PEMERINTAH : Dr. ADHYAKSA DAULT, S.H., M.Si. Terima kasih, Prof. Rusli Lutan selanjutnya, silakan.
96.
AHLI DARI PEMERINTAH : Prof. Dr. RUSLI LUTAN
Assalamu’alaikum wr.wb. Majelis yang saya muliakan, yang perlu kita pahami dibalik undang-undang ini sebenarnya adalah dalam rangka menjawab apa model pembinaan keolahragaan yang cocok untuk Indonesia. Di dunia internasional kita paham mainstrame utama, yang pertama adalah pemerintah dominan yang kemudian berubah setelah Uni Sovyet runtuh termasuk blok sosialis tahun 1989, dan swasta dominan adalah Amerika sebenarnya. Kita jalan tidak pemerintah tidak swasta seperti yang dikatakan oleh rekan saya tadi. Adalah merupakan sebuah sinergis dan semua potensi karena itu sebenarnya Pasal 40 sangat luar biasa dalam mengatur tatanan karena apa? di Dalam Bab V,VI,VII sudah diatur bahwa pemerintah daerah bertanggungjawab dalam rangka merumuskan kebijakan publik sampai kepada interpretasi kemudian sampai kepada evaluasi. Kita berharap justru KONI kembali kepada semangat semula sebagai NGO. Pada waktu itu menempatkan olahraga sebagai platform politik dalam revolusi multi kompleks yang puncaknya sangat luar biasa dalam Asean Games ke-4, pemerintah dominan. Kita mengenal gerakan komando olahraga maka pada bulan Desember 1966 semua orang pasti paham lahirlah sebuah komite olahraga nasional Indonesia yang semangatnya adalah NGO Perubahan terjadi pada tahun 1973 kalau dianalisis dari perspektif sosio historis pada waktu Bung Ali mengatakan PON harus PON berprestasi. Yang mulia, saya akademisi dan praktisi saya mantan Ketua Bidang Pembinaan KONI Provinsi Jawa Barat, saya mantan Sekretaris Persib Bandung, saya menghayati dan apa yang tejadi.
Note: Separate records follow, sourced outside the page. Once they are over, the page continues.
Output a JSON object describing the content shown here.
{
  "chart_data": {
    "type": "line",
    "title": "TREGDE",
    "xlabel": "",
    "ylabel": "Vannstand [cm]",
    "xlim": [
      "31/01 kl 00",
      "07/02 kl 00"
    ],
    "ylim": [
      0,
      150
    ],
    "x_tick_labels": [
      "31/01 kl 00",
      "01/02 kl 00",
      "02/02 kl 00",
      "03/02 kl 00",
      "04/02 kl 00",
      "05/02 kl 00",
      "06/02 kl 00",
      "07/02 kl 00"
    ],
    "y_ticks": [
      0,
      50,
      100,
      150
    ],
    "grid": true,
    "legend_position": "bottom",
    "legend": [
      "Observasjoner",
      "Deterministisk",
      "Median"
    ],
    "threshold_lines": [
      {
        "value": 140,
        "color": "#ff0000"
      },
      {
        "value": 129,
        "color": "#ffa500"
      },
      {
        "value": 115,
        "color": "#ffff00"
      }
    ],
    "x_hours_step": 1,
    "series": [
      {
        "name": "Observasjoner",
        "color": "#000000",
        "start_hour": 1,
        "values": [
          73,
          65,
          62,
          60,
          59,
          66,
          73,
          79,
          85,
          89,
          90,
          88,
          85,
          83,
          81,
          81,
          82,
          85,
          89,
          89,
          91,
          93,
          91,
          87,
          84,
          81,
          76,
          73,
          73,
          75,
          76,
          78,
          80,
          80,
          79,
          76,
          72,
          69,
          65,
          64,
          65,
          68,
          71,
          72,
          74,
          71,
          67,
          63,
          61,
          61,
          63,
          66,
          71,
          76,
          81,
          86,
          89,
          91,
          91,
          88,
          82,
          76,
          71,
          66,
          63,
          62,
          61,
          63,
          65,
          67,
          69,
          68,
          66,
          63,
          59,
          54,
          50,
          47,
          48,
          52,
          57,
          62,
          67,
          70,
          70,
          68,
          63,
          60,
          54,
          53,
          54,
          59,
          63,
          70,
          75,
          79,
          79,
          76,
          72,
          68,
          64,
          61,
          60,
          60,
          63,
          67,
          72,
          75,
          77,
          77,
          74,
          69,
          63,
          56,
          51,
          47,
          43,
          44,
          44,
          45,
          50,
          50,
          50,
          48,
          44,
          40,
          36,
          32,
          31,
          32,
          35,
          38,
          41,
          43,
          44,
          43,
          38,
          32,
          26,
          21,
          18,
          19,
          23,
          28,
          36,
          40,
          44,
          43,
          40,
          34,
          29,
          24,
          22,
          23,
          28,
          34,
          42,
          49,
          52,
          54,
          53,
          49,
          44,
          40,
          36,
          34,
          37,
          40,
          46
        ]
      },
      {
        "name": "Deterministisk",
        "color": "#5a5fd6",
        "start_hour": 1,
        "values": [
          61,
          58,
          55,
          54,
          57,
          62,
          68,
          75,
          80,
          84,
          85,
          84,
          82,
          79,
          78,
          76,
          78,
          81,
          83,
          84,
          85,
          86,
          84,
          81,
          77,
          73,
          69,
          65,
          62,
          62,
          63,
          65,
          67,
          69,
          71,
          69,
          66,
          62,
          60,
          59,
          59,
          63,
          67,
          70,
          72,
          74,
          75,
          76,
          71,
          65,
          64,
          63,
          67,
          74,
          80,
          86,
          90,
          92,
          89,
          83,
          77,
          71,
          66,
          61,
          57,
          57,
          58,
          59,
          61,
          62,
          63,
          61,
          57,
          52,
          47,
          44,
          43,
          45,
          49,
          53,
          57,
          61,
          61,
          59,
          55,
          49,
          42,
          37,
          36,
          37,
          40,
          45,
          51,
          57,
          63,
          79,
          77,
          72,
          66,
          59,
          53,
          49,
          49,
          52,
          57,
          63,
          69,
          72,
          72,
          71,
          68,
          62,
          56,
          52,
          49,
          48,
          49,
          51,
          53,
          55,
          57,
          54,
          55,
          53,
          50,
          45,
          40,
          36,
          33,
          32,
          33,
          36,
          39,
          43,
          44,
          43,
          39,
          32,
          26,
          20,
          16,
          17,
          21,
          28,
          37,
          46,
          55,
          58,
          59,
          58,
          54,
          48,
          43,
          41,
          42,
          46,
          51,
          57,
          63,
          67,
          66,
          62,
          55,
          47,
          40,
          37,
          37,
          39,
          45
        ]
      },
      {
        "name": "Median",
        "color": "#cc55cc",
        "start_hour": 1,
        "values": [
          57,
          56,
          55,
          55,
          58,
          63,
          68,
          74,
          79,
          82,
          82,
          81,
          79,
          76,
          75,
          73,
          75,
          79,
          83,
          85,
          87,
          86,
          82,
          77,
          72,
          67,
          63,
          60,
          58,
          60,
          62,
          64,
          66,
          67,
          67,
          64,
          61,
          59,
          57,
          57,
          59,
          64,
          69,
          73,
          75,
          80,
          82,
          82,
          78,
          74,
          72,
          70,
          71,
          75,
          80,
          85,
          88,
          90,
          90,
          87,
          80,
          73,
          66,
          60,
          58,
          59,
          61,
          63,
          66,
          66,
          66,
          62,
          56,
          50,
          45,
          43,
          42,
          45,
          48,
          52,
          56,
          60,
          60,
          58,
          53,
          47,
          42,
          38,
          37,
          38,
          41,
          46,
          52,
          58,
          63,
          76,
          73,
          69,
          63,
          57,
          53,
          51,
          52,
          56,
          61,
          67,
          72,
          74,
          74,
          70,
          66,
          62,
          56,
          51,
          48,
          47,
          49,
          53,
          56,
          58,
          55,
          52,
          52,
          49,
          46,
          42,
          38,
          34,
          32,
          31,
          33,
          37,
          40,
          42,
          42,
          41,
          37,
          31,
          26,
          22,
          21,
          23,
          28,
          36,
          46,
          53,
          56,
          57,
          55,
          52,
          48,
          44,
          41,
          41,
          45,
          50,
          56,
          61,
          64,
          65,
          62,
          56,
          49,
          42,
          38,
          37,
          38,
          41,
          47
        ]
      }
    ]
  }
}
Ketua saya dulu Letnan Jenderal Solihin G.P waktu itu, Saya Sekum pada waktu itu, yang terjadi kira-kira berkuasai NGO dimana para gubernur, wakil gubernur, para Menteri turun termasuk juga federasi sepakbola terbesar dan PBSI itu menjadi hak prerogatif, saya faham benar itu. Karena menyangkut masa di sinilah banyak terjadi komplikasi, ini yang ingin kita reform secara perlahan-lahan dalam rangka mengatur tatatan kesistiman ini 41
saya rasa rentan sekali, kita ketinggalan sekali kita. Misal dalam lingkaran di Asia tenggara, lingkaran berikutnya Asia dengan 3 besar Jepang, Korea dan China. Kemudian ada tataran global ada Uni Eropa dan Amerika. Tempo hari kita sudah kemana-mana Pak, yang mulia, ini termasuk studi banding ke Perancis, Pak Arifin selaku Ketua Panja juga hadir, pada waktu itu. Skenarionya adalah begini pemerintah memegang kebijakan publik karena ada kepentingan di situ ada sekitar 8 atau 7. Pertama persinggungan yang sangat erat, karena aspek pendidikan transfer of values, dengan aspek kesehatan investasi 1 dolar dalam bidang olahraga bisa menghemat 3,2 dolar dalam perawatan kesehatan. Hasil riset di Australia Barat, setiap kenaikan 5% dari partisipasi menghemat hampir 500 juta dolar Australia untuk perawatan kesehatan, karena pemerintahnya investasi secara murah. Disinggung langsung dengan kepemudaan, sangat strategic bersinggungan langsung dengan masa waktu senggang, jangan salahkan geng motor di Bandung. Kita terlena untuk membina mereka ruang publik. Bersinggungan langsung dengan politik, integrasi internasional masih relevan di negara lain juga seperti di Kanada saya tahu tahun 60-an. Bersinggungan dengan ekonomi, pasar kita munculkan industri olahraga yang besingungang dengan masalah lingkungan hidup. Ratusan perkara di Jerman memprotes lapangan golf karena meranjah hutan-hutan lindung, itu semua sudah diatur. Jadi kesimpulannya hemat kami yang mulia, saya sendiri ikut menyusun akademik tidak ada yang dirugikan tapi mengatur tatanan lebih solid. Siapa mengurus apa? Dalam sebuah sebuah sinergi yang mantap, sekian terima kasih.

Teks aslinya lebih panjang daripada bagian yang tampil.